Призраки не умеют лгать - стр. 57
Псионник стал методично обходить все постройки, пугая своим видом не только монашек, но и скотину. Не то чтобы от нас разбегались с криками и воплями, просто при приближении незнакомцев старались закончить или бросить все дела и уйти.
Из длинного приземистого здания показалась высокая сухопарая фигура в сопровождении двух других, поменьше ростом и постарше годами. В чёрных длинных одеяниях они напоминали шахматные фигуры, скользящие по выщербленным плитам двора. Ферзь и две пешки.
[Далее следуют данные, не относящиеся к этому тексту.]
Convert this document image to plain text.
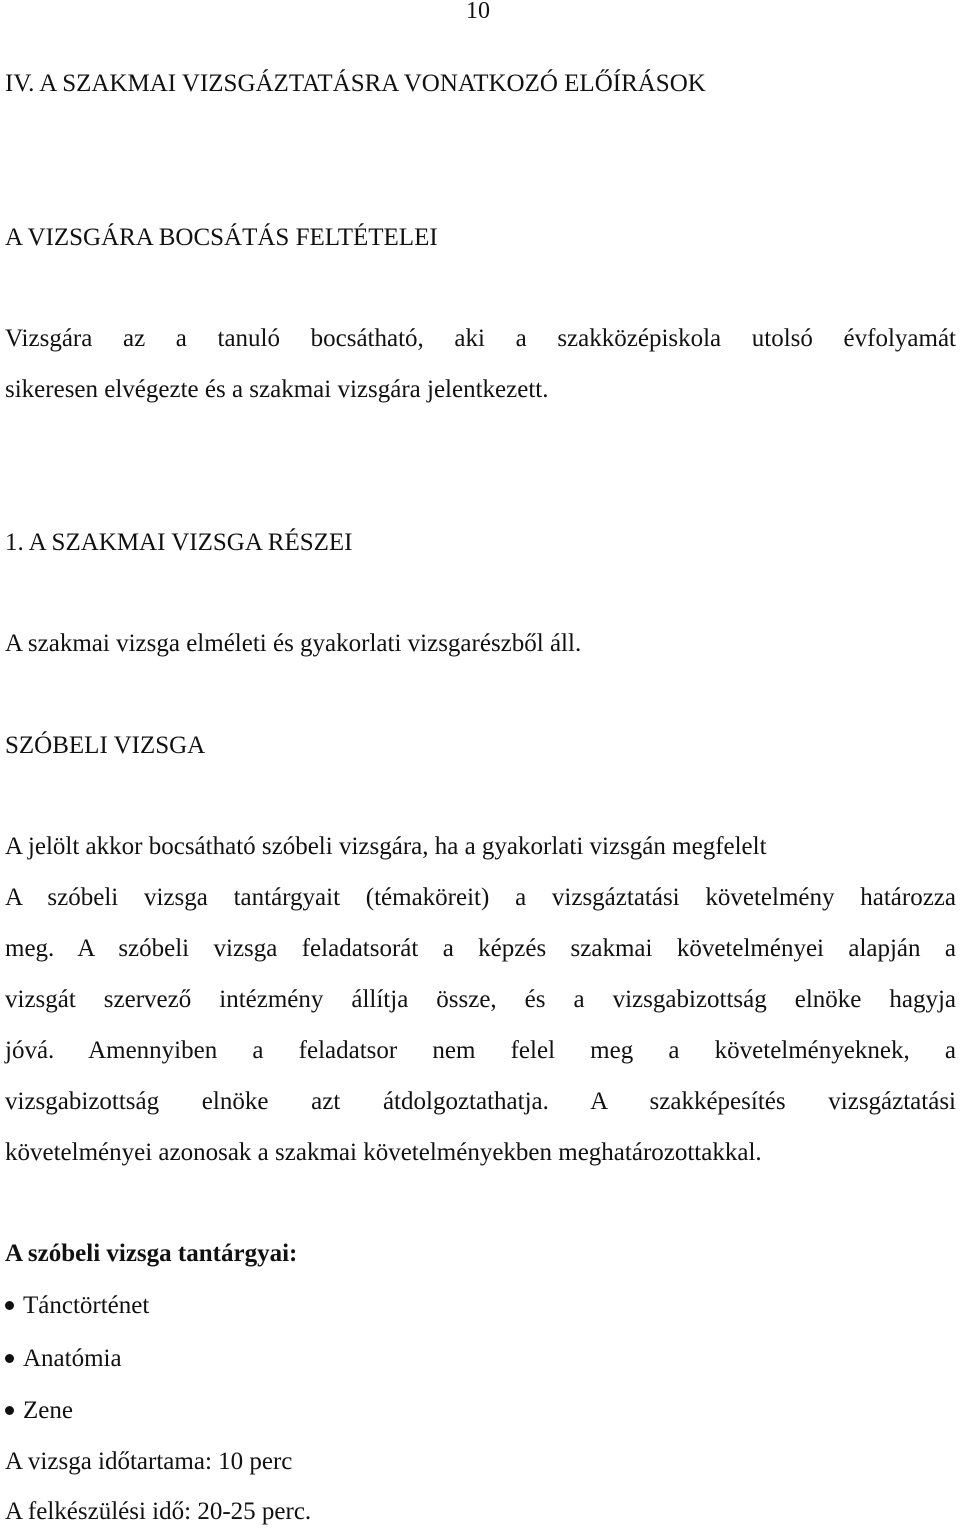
10
IV. A SZAKMAI VIZSGÁZTATÁSRA VONATKOZÓ ELŐÍRÁSOK
A VIZSGÁRA BOCSÁTÁS FELTÉTELEI
Vizsgára az a tanuló bocsátható, aki a szakközépiskola utolsó évfolyamát
sikeresen elvégezte és a szakmai vizsgára jelentkezett.
1. A SZAKMAI VIZSGA RÉSZEI
A szakmai vizsga elméleti és gyakorlati vizsgarészből áll.
SZÓBELI VIZSGA
A jelölt akkor bocsátható szóbeli vizsgára, ha a gyakorlati vizsgán megfelelt
A szóbeli vizsga tantárgyait (témaköreit) a vizsgáztatási követelmény határozza
meg. A szóbeli vizsga feladatsorát a képzés szakmai követelményei alapján a
vizsgát szervező intézmény állítja össze, és a vizsgabizottság elnöke hagyja
jóvá. Amennyiben a feladatsor nem felel meg a követelményeknek, a
vizsgabizottság elnöke azt átdolgoztathatja. A szakképesítés vizsgáztatási
követelményei azonosak a szakmai követelményekben meghatározottakkal.
A szóbeli vizsga tantárgyai:
Tánctörténet
Anatómia
Zene
A vizsga időtartama: 10 perc
A felkészülési idő: 20-25 perc.
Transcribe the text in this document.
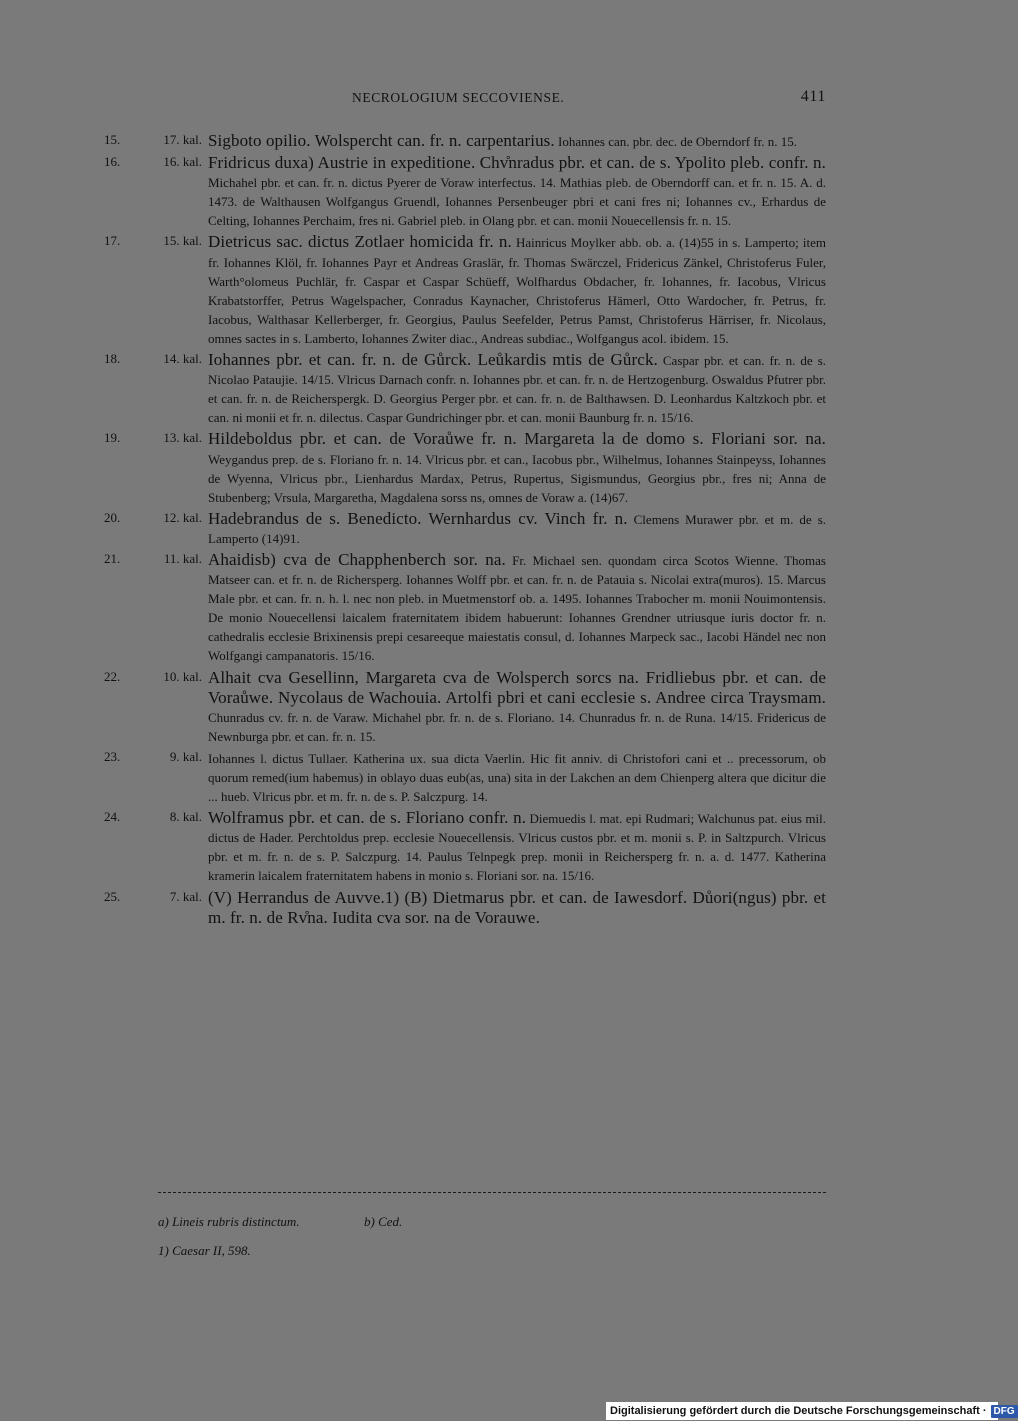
NECROLOGIUM SECCOVIENSE.	411
15.	17. kal. Sigboto opilio. Wolspercht can. fr. n. carpentarius. Iohannes can. pbr. dec. de Oberndorf fr. n. 15.
16.	16. kal. Fridricus duxa) Austrie in expeditione. Chv̊nradus pbr. et can. de s. Ypolito pleb. confr. n. Michahel pbr. et can. fr. n. dictus Pyerer de Voraw interfectus. 14. Mathias pleb. de Oberndorff can. et fr. n. 15. A. d. 1473. de Walthausen Wolfgangus Gruendl, Iohannes Persenbeuger pbri et cani fres ni; Iohannes cv., Erhardus de Celting, Iohannes Perchaim, fres ni. Gabriel pleb. in Olang pbr. et can. monii Nouecellensis fr. n. 15.
17.	15. kal. Dietricus sac. dictus Zotlaer homicida fr. n. Hainricus Moylker abb. ob. a. (14)55 in s. Lamperto; item fr. Iohannes Klöl, fr. Iohannes Payr et Andreas Graslär, fr. Thomas Swärczel, Fridericus Zänkel, Christoferus Fuler, Warth°olomeus Puchlär, fr. Caspar et Caspar Schüeff, Wolfhardus Obdacher, fr. Iohannes, fr. Iacobus, Vlricus Krabatstorffer, Petrus Wagelspacher, Conradus Kaynacher, Christoferus Hämerl, Otto Wardocher, fr. Petrus, fr. Iacobus, Walthasar Kellerberger, fr. Georgius, Paulus Seefelder, Petrus Pamst, Christoferus Härriser, fr. Nicolaus, omnes sactes in s. Lamberto, Iohannes Zwiter diac., Andreas subdiac., Wolfgangus acol. ibidem. 15.
18.	14. kal. Iohannes pbr. et can. fr. n. de Gůrck. Leůkardis mtis de Gůrck. Caspar pbr. et can. fr. n. de s. Nicolao Pataujie. 14/15. Vlricus Darnach confr. n. Iohannes pbr. et can. fr. n. de Hertzogenburg. Oswaldus Pfutrer pbr. et can. fr. n. de Reicherspergk. D. Georgius Perger pbr. et can. fr. n. de Balthawsen. D. Leonhardus Kaltzkoch pbr. et can. ni monii et fr. n. dilectus. Caspar Gundrichinger pbr. et can. monii Baunburg fr. n. 15/16.
19.	13. kal. Hildeboldus pbr. et can. de Voraůwe fr. n. Margareta la de domo s. Floriani sor. na. Weygandus prep. de s. Floriano fr. n. 14. Vlricus pbr. et can., Iacobus pbr., Wilhelmus, Iohannes Stainpeyss, Iohannes de Wyenna, Vlricus pbr., Lienhardus Mardax, Petrus, Rupertus, Sigismundus, Georgius pbr., fres ni; Anna de Stubenberg; Vrsula, Margaretha, Magdalena sorss ns, omnes de Voraw a. (14)67.
20.	12. kal. Hadebrandus de s. Benedicto. Wernhardus cv. Vinch fr. n. Clemens Murawer pbr. et m. de s. Lamperto (14)91.
21.	11. kal. Ahaidisb) cva de Chapphenberch sor. na. Fr. Michael sen. quondam circa Scotos Wienne. Thomas Matseer can. et fr. n. de Richersperg. Iohannes Wolff pbr. et can. fr. n. de Patauia s. Nicolai extra(muros). 15. Marcus Male pbr. et can. fr. n. h. l. nec non pleb. in Muetmenstorf ob. a. 1495. Iohannes Trabocher m. monii Nouimontensis. De monio Nouecellensi laicalem fraternitatem ibidem habuerunt: Iohannes Grendner utriusque iuris doctor fr. n. cathedralis ecclesie Brixinensis prepi cesareeque maiestatis consul, d. Iohannes Marpeck sac., Iacobi Händel nec non Wolfgangi campanatoris. 15/16.
22.	10. kal. Alhait cva Gesellinn, Margareta cva de Wolsperch sorcs na. Fridliebus pbr. et can. de Voraůwe. Nycolaus de Wachouia. Artolfi pbri et cani ecclesie s. Andree circa Traysmam. Chunradus cv. fr. n. de Varaw. Michahel pbr. fr. n. de s. Floriano. 14. Chunradus fr. n. de Runa. 14/15. Fridericus de Newnburga pbr. et can. fr. n. 15.
23.	9. kal. Iohannes l. dictus Tullaer. Katherina ux. sua dicta Vaerlin. Hic fit anniv. di Christofori cani et .. precessorum, ob quorum remed(ium habemus) in oblayo duas eub(as, una) sita in der Lakchen an dem Chienperg altera que dicitur die ... hueb. Vlricus pbr. et m. fr. n. de s. P. Salczpurg. 14.
24.	8. kal. Wolframus pbr. et can. de s. Floriano confr. n. Diemuedis l. mat. epi Rudmari; Walchunus pat. eius mil. dictus de Hader. Perchtoldus prep. ecclesie Nouecellensis. Vlricus custos pbr. et m. monii s. P. in Saltzpurch. Vlricus pbr. et m. fr. n. de s. P. Salczpurg. 14. Paulus Telnpegk prep. monii in Reichersperg fr. n. a. d. 1477. Katherina kramerin laicalem fraternitatem habens in monio s. Floriani sor. na. 15/16.
25.	7. kal. (V) Herrandus de Auvve.1) (B) Dietmarus pbr. et can. de Iawesdorf. Důori(ngus) pbr. et m. fr. n. de Rv̊na. Iudita cva sor. na de Vorauwe.
a) Lineis rubris distinctum.	b) Ced.
1) Caesar II, 598.
Digitalisierung gefördert durch die Deutsche Forschungsgemeinschaft · DFG
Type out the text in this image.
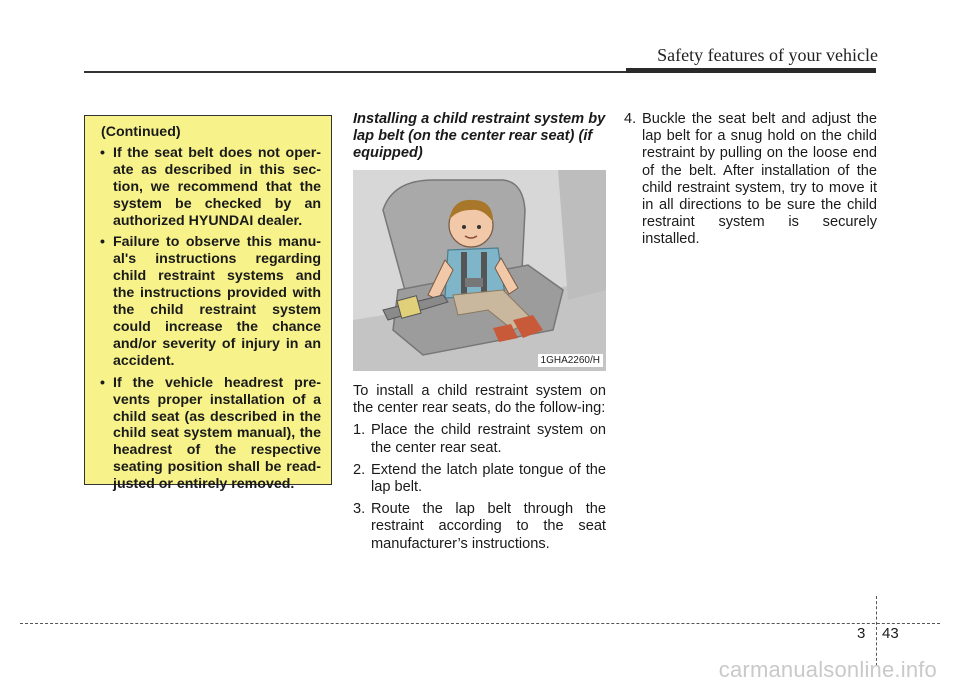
Safety features of your vehicle

(Continued)

• If the seat belt does not oper-ate as described in this sec-tion, we recommend that the system be checked by an authorized HYUNDAI dealer.
• Failure to observe this manu-al's instructions regarding child restraint systems and the instructions provided with the child restraint system could increase the chance and/or severity of injury in an accident.
• If the vehicle headrest pre-vents proper installation of a child seat (as described in the child seat system manual), the headrest of the respective seating position shall be read-justed or entirely removed.

Installing a child restraint system by lap belt (on the center rear seat) (if equipped)

1GHA2260/H

To install a child restraint system on the center rear seats, do the follow-ing:

1. Place the child restraint system on the center rear seat.
2. Extend the latch plate tongue of the lap belt.
3. Route the lap belt through the restraint according to the seat manufacturer’s instructions.
4. Buckle the seat belt and adjust the lap belt for a snug hold on the child restraint by pulling on the loose end of the belt. After installation of the child restraint system, try to move it in all directions to be sure the child restraint system is securely installed.
3 43
carmanualsonline.info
– Монастырь закрыт для посещений. Немедленно покиньте обитель, – возмущённо сказала высокая. Что-то мне подсказывало, настоятельницу мы всё же нашли.
– Я не в гости пришёл, – Демон на ходу вытащил цепочку и теперь небрежно повертел в руке.
– Мы не подчиняемся светской власти, – от возмущения кожа на угловатом лице женщины натянулась, лоб и впалые щеки заблестели.
– Вы нет, но для захоронений закон один. Документы на погост, имперское разрешение и список блуждающих. Немедленно, – скомандовал псионник.
Пешки, при ближайшем рассмотрении оказавшиеся пухленькими старушками, не проронили ни слова. Настоятельница окинула взглядом двор. От любопытных ушей и глаз здесь не скрыться. Даже я кожей чувствую пристальное нетерпеливое внимание.
– Следуйте за мной, – процедила женщина.
Самая длинная, похожая на коровник постройка внутри оказалась обычной столовой. Вытянутые столы, лавки без спинок, белёные потолки. Одна из монашек, ещё недавно натиравшая пол, замерла, прижимая к груди мокрую тряпку.
Короткое распоряжение – и одна из старушек удалилась за документами. На спокойный диалог после выходки Дмитрия рассчитывать было глупо, но я почему-то думала, что монашка кинется на специалиста. Я ошиблась.
– Что дитя обители делает в миру? – она посмотрела на мой кад-арт. – Да ещё и в такой компании? – гневный взгляд в сторону Дмитрия.
Я молча убрала кад-арт под свитер. Что делаю? Кто бы мне объяснил сначала.
Ни малейшего желания ни слушать дальше, ни оставаться в обители не возникло. Скорее наоборот. Где эта пешка, тьфу, монашка с бумагами?
– Разве нет большего позора для родителей, чем неисполнение предначертания? И разве нет судьбы слаще, чем служение и вера?
Послушница с тряпкой в руках закрыла глаза и беззвучно зашевелила губами.
– Мы можем дать новую жизнь, дитя! Можем защитить! Мы живём в мире с умершими. Они не трогают нас, а мы их. То, что некоторые получают с рождения вместо предназначения, противоестественно, этого можно достичь чистотой и верой, – женщина подошла и взяла меня за руки. Негодование растаяло, его сменила мягкость.